Em nota oficial, a Capitania dos Portos do Rio de Janeiro informou que, devido às "condições climáticas extremas", a embarcação teve "sua amarra partida e se deslocou do local em que se encontrava fundeada". Ainda segundo a nota, a Capitania enviou uma equipe de busca e salvamento ao local, tendo essa equipe rebocado a embarcação para atracação no Porto do Rio de Janeiro. A nota também informa que a embarcação era objeto de um processo judicial e encontrava-se fundeada em local pré-definido pela Autoridade Marítima desde fevereiro de 2016. Em razão do acidente, a Capitania informou, ainda, que irá instaurar um Inquérito sobre Acidentes e Fatos de Navegação para apurar o ocorrido.

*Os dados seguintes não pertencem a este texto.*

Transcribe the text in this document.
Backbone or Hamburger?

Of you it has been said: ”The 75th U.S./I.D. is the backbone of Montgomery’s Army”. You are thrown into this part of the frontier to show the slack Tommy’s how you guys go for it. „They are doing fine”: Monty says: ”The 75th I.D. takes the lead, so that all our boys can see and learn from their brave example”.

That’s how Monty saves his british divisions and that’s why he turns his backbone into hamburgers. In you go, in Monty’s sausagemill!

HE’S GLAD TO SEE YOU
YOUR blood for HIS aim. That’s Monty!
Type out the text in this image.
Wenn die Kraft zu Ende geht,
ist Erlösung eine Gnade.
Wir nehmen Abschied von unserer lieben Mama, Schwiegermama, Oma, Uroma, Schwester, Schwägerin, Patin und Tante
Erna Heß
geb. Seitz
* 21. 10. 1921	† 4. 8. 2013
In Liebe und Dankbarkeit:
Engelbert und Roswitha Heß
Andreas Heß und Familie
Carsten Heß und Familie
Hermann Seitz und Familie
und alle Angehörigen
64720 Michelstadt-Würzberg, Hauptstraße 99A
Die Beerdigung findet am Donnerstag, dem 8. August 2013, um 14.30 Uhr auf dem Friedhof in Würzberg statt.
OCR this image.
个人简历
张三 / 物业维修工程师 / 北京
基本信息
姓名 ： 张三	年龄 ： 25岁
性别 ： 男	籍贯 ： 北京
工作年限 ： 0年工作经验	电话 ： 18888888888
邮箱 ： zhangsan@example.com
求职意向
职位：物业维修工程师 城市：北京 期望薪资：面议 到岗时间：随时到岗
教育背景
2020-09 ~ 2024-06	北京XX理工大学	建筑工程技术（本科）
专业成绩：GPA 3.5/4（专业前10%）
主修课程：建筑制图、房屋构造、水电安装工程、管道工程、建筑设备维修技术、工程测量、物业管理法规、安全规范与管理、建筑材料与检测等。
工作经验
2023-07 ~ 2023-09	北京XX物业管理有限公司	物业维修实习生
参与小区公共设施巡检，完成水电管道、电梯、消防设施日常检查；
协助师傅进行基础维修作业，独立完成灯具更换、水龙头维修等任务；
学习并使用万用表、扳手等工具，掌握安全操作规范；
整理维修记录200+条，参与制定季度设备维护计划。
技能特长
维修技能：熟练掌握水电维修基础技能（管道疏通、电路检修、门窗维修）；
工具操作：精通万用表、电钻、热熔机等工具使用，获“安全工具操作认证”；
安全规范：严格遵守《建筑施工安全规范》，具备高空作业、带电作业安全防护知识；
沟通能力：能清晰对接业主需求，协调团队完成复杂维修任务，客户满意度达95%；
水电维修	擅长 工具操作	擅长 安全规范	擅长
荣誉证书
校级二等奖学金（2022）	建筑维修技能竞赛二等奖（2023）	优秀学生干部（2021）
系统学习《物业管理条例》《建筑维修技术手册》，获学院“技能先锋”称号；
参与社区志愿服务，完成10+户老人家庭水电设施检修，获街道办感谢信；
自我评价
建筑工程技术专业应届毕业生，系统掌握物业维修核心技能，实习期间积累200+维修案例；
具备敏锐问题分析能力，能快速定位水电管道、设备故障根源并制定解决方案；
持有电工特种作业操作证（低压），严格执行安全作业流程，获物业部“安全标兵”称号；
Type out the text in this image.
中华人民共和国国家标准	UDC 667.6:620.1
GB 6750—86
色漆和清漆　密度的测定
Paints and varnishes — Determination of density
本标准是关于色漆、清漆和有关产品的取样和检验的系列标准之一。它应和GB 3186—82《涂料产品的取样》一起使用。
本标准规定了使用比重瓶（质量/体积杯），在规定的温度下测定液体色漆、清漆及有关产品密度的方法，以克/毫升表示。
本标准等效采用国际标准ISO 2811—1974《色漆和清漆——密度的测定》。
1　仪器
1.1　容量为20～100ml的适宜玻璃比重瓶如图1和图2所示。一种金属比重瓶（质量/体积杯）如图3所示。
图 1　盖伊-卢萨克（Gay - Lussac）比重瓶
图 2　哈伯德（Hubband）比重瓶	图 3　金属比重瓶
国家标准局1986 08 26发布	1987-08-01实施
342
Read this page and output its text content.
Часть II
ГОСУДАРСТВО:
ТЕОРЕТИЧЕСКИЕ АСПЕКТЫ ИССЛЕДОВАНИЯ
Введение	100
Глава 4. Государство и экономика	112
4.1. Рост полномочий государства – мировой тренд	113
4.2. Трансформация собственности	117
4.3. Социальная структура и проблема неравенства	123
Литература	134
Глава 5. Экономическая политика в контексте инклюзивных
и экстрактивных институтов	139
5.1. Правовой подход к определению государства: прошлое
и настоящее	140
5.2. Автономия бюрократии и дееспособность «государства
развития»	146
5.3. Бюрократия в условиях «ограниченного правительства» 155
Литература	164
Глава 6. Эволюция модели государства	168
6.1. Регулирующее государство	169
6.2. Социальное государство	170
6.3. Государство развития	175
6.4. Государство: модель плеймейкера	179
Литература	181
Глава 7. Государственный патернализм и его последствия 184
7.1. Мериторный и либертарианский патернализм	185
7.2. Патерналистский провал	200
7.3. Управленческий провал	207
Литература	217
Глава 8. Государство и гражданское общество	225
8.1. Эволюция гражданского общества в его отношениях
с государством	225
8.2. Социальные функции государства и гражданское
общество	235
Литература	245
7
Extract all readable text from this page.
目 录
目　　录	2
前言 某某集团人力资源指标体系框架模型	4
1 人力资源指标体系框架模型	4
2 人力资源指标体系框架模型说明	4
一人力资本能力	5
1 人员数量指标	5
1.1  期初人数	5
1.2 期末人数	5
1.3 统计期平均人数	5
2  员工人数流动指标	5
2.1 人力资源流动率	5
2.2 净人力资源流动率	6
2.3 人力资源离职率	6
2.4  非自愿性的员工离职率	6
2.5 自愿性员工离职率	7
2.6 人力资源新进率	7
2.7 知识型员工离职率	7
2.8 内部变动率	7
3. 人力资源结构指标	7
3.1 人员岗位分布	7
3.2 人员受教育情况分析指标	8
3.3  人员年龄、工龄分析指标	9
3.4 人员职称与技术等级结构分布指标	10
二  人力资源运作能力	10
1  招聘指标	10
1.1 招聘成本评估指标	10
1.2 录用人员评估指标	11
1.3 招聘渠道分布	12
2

Sem que tenha havido pronunciamento por parte do armador ou eventual afretador da embarcação, surgiram diversas especulações sobre a sua causa do acidente, trazendo à tona também alguns pontos que merecem exame mais aprofundado sob o ponto de vista jurídico.
Primeiramente, é importante analisar os autos de um processo judicial (sem prejuízo de outros existentes) envolvendo a embarcação São Luiz (processo nº 5093186-56.2019.4.02.5101, em curso na 16ª Vara Federal). A ação foi ajuizada no ano de 2019 pela Companhia Docas com o objetivo de condenar a empresa responsável pela embarcação a efetuar o pagamento de uma dívida pela utilização da infraestrutura portuária e - merece destaque -- a retirar imediatamente o navio "São Luiz" do local de fundeio em que se encontrava, a fim de evitar danos ambientais e risco à segurança da navegação.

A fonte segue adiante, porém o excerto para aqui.